読解力はビジネスにおいても欠かせないものです。たとえば営業職の場合、取引先からの発注書に書かれているさまざまな条件を丁寧に読み込まなければ、相手の要望どおりに納品することはできません。それができなければ、社会人として問題です。
優秀なビジネスパーソンは、部品を納品して終わりではなく、「取引先はなぜこの部品を欲しがっているのだろうか」と発注書を読み解きます。この部品で相手が何を作ろうとしているのか状況を察知できれば、「わが社にはこんな部品もあります」「こういう提案もできます」とビジネスチャンスを広げていけるからです。読解力は、仕事に直結して役に立つのです。
星野リゾート代表の星野佳路(ほしの・よしはる)さんは、軽井沢の実家である「星野温泉旅館」を再生し、ホテルや旅館を所有せず運営サービスの提供に特化するビジネスモデルで、日本各地のリゾートや旅館を再生させたことで有名です。現在は海外進出もしています。星野さんは運営するホテルそれぞれが置かれている状況を丁寧に読み解き、新しい需要を掘り起こしています。

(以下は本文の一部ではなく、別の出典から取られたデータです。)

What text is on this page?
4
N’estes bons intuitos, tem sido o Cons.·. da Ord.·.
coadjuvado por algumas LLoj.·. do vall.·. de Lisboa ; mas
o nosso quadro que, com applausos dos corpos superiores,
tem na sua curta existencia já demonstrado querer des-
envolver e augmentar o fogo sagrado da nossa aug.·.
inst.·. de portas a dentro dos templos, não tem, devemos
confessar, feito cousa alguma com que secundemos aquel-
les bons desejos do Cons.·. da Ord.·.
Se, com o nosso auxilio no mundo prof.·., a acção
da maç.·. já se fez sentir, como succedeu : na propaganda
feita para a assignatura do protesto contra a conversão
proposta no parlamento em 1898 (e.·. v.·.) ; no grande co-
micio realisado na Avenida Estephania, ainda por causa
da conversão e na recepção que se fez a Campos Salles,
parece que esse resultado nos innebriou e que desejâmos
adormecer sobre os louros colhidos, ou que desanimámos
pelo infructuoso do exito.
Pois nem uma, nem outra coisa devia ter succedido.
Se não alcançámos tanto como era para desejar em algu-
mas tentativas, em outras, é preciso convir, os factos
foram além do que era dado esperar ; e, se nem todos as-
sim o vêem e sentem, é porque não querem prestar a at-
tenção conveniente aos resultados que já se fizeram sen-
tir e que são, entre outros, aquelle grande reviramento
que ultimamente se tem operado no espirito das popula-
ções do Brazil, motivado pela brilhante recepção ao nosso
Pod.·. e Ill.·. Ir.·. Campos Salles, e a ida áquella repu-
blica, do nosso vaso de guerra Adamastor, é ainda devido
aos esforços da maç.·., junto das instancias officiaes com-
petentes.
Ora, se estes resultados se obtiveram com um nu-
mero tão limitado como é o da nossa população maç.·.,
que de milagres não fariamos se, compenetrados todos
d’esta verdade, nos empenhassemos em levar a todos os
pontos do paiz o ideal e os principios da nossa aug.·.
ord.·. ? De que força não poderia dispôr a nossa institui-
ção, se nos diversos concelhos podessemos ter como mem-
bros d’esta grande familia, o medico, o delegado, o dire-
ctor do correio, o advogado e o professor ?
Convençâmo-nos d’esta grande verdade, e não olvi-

星野リゾートが運営する「OMO7(おもせぶん)旭川」は、1920(大正9)年に「北海屋ホテル旭川支店」として開業したという、長い歴史を持つホテルです。初めはスキー旅行者の需要はゼロだったそうですが、欧米など世界のスキーリゾートは標高の高いところばかりで、都市から非常に近い距離でスキーを楽しめるのは日本の旭川しかない、ということに気づきました。そこで、2018年春にリニューアルオープンした際に「旭川、スキー都市宣言!」と掲げて、新しいセールスポイントをつくり出しました。